Extrait de Fuyons Paris |
Octave Uzanne n'a pas encore 26 ans lorsqu'il publie cette critique de Dans les Brandes de Maurice Rollinat dans le Conseiller du Bibliophile. Comme il l'écrira lui-même dans les colonnes du Livre en 1883 à l'occasion de la critique des Névroses : « j'eus le plaisir d'éclater en louanges sonores dans un sous-sol du journalisme où je faisais alors mes débuts et où ma voix avait probablement plus d’écho à ma propre oreille qu'à celle du public. »

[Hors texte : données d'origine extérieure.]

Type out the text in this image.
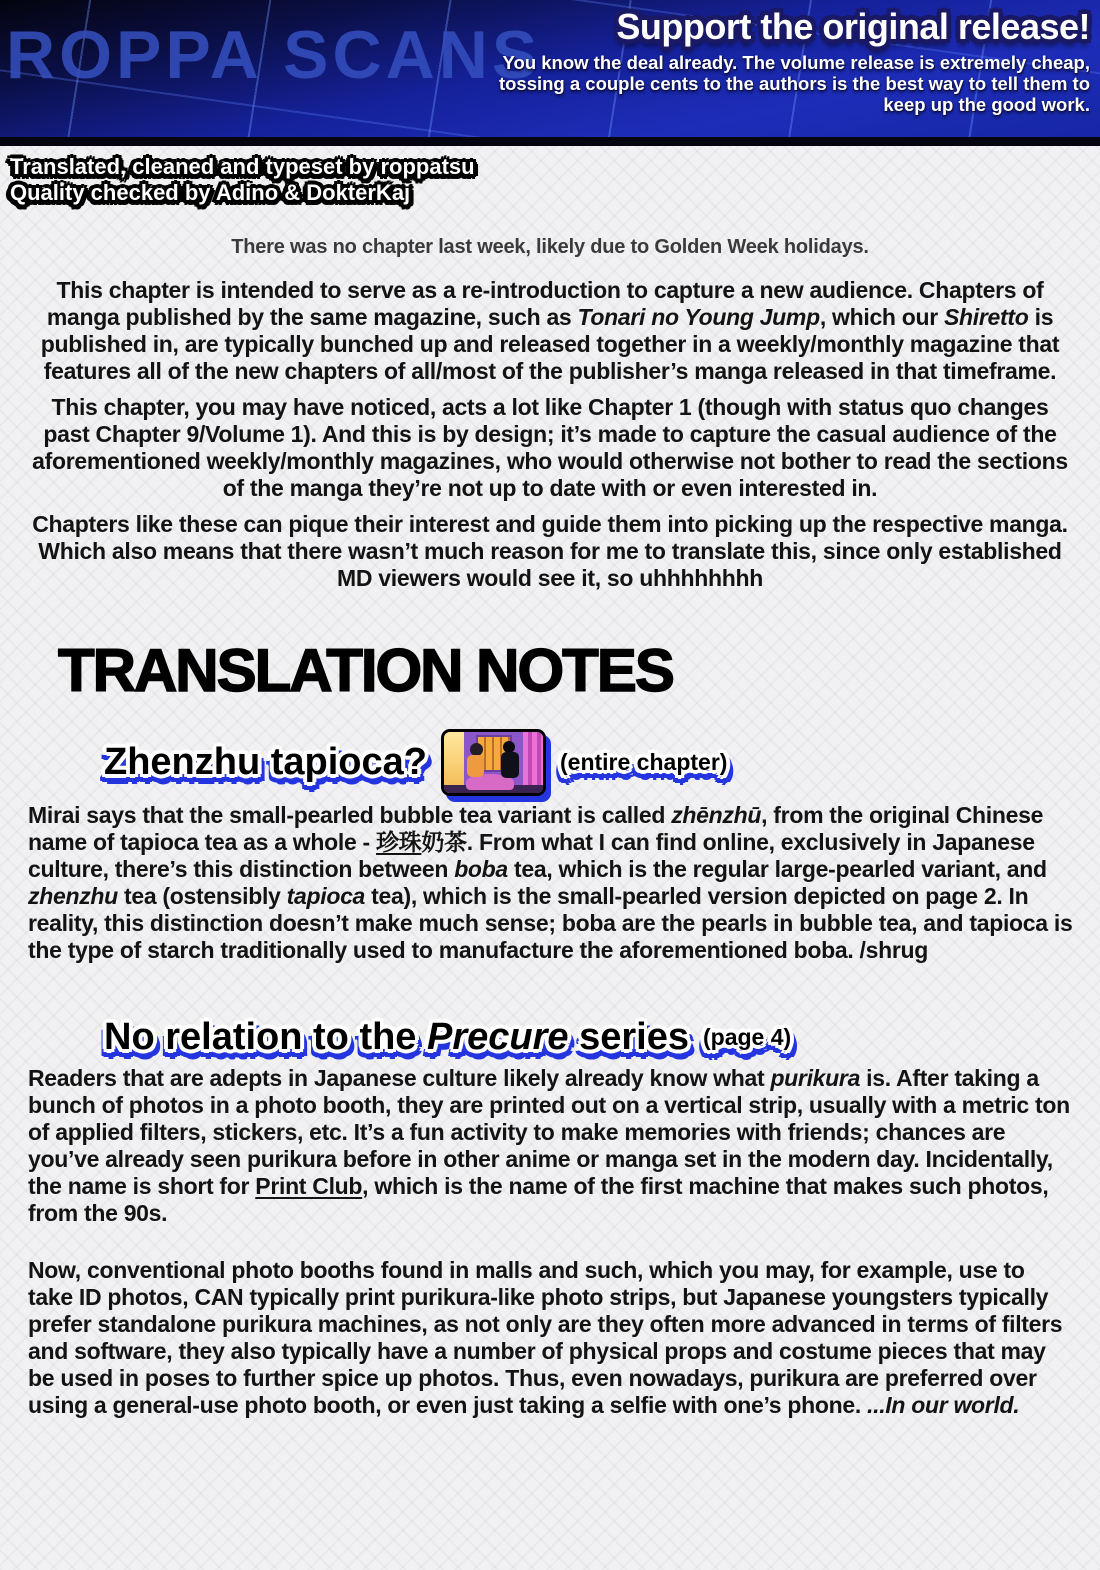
ROPPA SCANS Support the original release!
You know the deal already. The volume release is extremely cheap,
tossing a couple cents to the authors is the best way to tell them to
keep up the good work.
Translated, cleaned and typeset by roppatsu
Quality checked by Adino & DokterKaj
There was no chapter last week, likely due to Golden Week holidays.

This chapter is intended to serve as a re-introduction to capture a new audience. Chapters of manga published by the same magazine, such as Tonari no Young Jump, which our Shiretto is published in, are typically bunched up and released together in a weekly/monthly magazine that features all of the new chapters of all/most of the publisher’s manga released in that timeframe.

This chapter, you may have noticed, acts a lot like Chapter 1 (though with status quo changes past Chapter 9/Volume 1). And this is by design; it’s made to capture the casual audience of the aforementioned weekly/monthly magazines, who would otherwise not bother to read the sections of the manga they’re not up to date with or even interested in.

Chapters like these can pique their interest and guide them into picking up the respective manga. Which also means that there wasn’t much reason for me to translate this, since only established MD viewers would see it, so uhhhhhhhh

TRANSLATION NOTES
Zhenzhu tapioca?	(entire chapter)

Mirai says that the small-pearled bubble tea variant is called zhēnzhū, from the original Chinese name of tapioca tea as a whole - 珍珠奶茶. From what I can find online, exclusively in Japanese culture, there’s this distinction between boba tea, which is the regular large-pearled variant, and zhenzhu tea (ostensibly tapioca tea), which is the small-pearled version depicted on page 2. In reality, this distinction doesn’t make much sense; boba are the pearls in bubble tea, and tapioca is the type of starch traditionally used to manufacture the aforementioned boba. /shrug

No relation to the Precure series (page 4)

Readers that are adepts in Japanese culture likely already know what purikura is. After taking a bunch of photos in a photo booth, they are printed out on a vertical strip, usually with a metric ton of applied filters, stickers, etc. It’s a fun activity to make memories with friends; chances are you’ve already seen purikura before in other anime or manga set in the modern day. Incidentally, the name is short for Print Club, which is the name of the first machine that makes such photos, from the 90s.

Now, conventional photo booths found in malls and such, which you may, for example, use to take ID photos, CAN typically print purikura-like photo strips, but Japanese youngsters typically prefer standalone purikura machines, as not only are they often more advanced in terms of filters and software, they also typically have a number of physical props and costume pieces that may be used in poses to further spice up photos. Thus, even nowadays, purikura are preferred over using a general-use photo booth, or even just taking a selfie with one’s phone. ...In our world.
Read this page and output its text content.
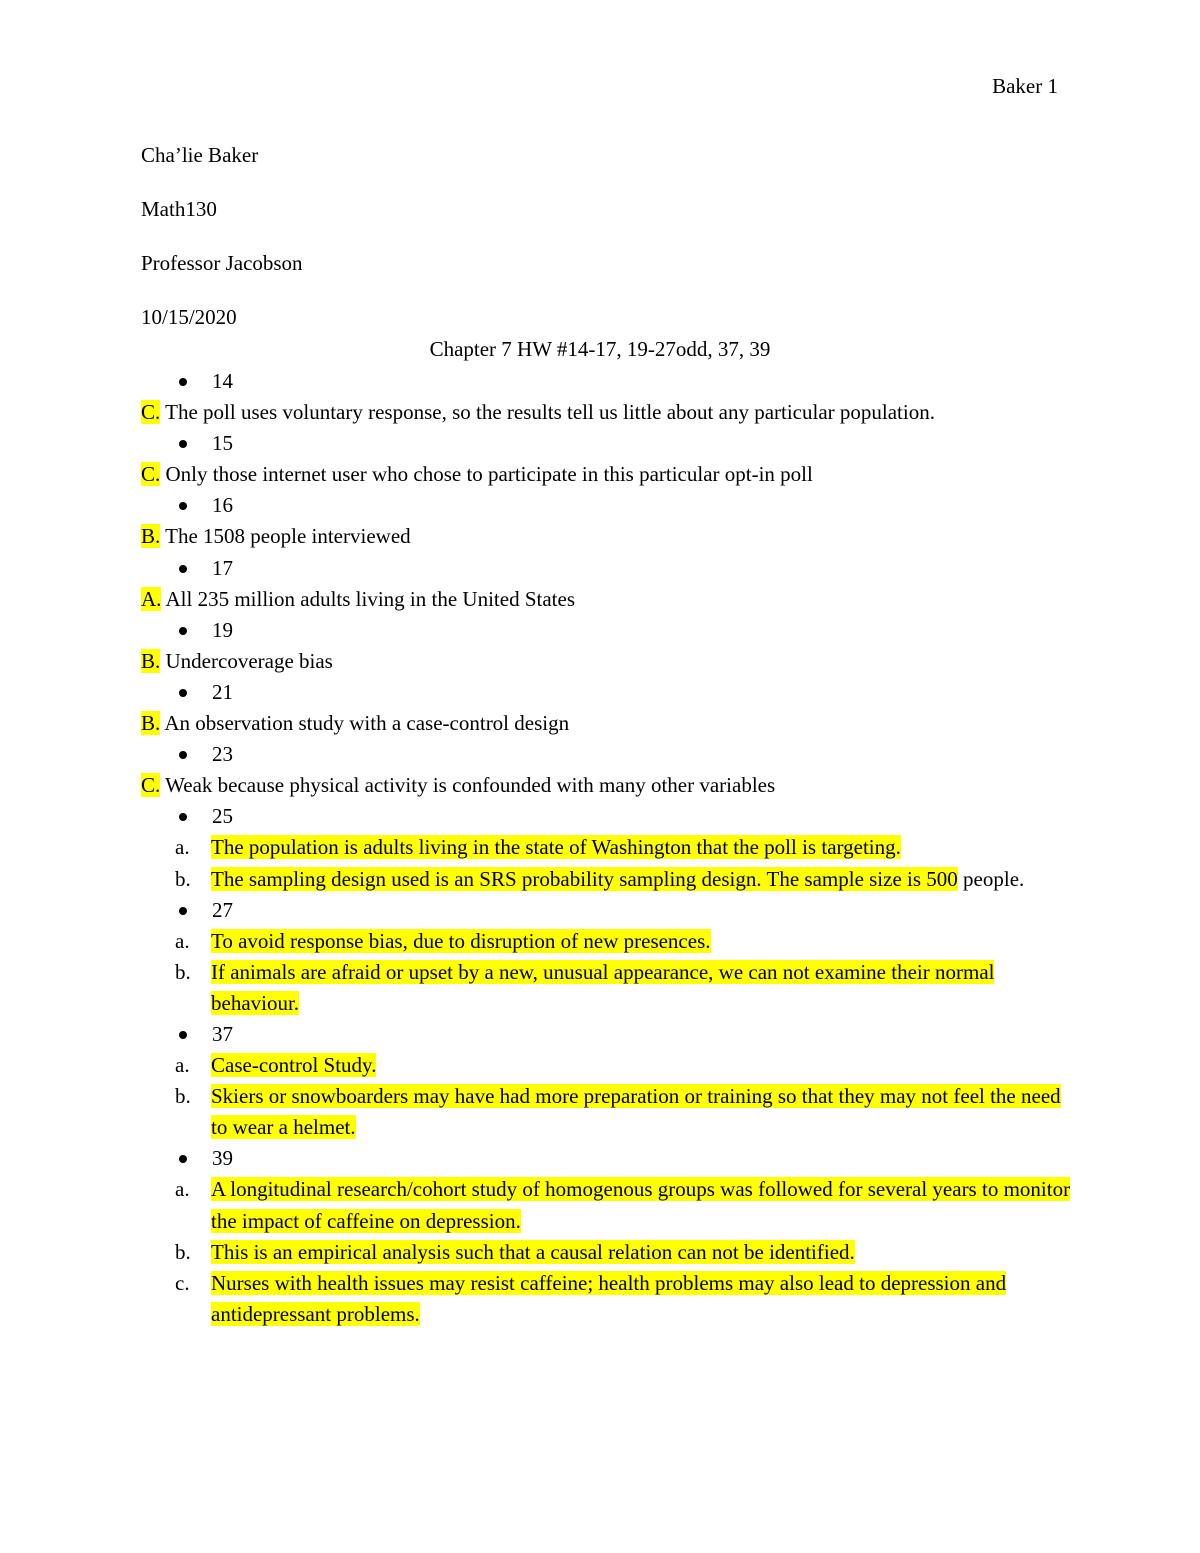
Baker 1
Cha’lie Baker
Math130
Professor Jacobson
10/15/2020
Chapter 7 HW #14-17, 19-27odd, 37, 39
14
C. The poll uses voluntary response, so the results tell us little about any particular population.
15
C. Only those internet user who chose to participate in this particular opt-in poll
16
B. The 1508 people interviewed
17
A. All 235 million adults living in the United States
19
B. Undercoverage bias
21
B. An observation study with a case-control design
23
C. Weak because physical activity is confounded with many other variables
25
a. The population is adults living in the state of Washington that the poll is targeting.
b. The sampling design used is an SRS probability sampling design. The sample size is 500 people.
27
a. To avoid response bias, due to disruption of new presences.
b. If animals are afraid or upset by a new, unusual appearance, we can not examine their normal behaviour.
37
a. Case-control Study.
b. Skiers or snowboarders may have had more preparation or training so that they may not feel the need to wear a helmet.
39
a. A longitudinal research/cohort study of homogenous groups was followed for several years to monitor the impact of caffeine on depression.
b. This is an empirical analysis such that a causal relation can not be identified.
c. Nurses with health issues may resist caffeine; health problems may also lead to depression and antidepressant problems.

Octave Uzanne et Maurice Rollinat ne sont pas encore en intimité en juin 1877 alors qu'ils semblent l'être en 1883 au moment de la publication des Névroses qui contiennent alors deux poèmes, l'un dédié à Octave Uzanne (les Lèvres), l'autre dédié à son frère, Joseph Uzanne (les Drapeaux). Nous verrons bientôt qu'en 1892, quelques dix années plus tard, Uzanne consacre à nouveau un petit article à Rollinat dans la revue l'Art et l'Idée.
A lire Dans les Brandes on ne peut que ressentir comme un écho entre les sensations de Maurice Rollinat et celles d'Octave Uzanne, en 1877, comme bien des années plus tard d'ailleurs.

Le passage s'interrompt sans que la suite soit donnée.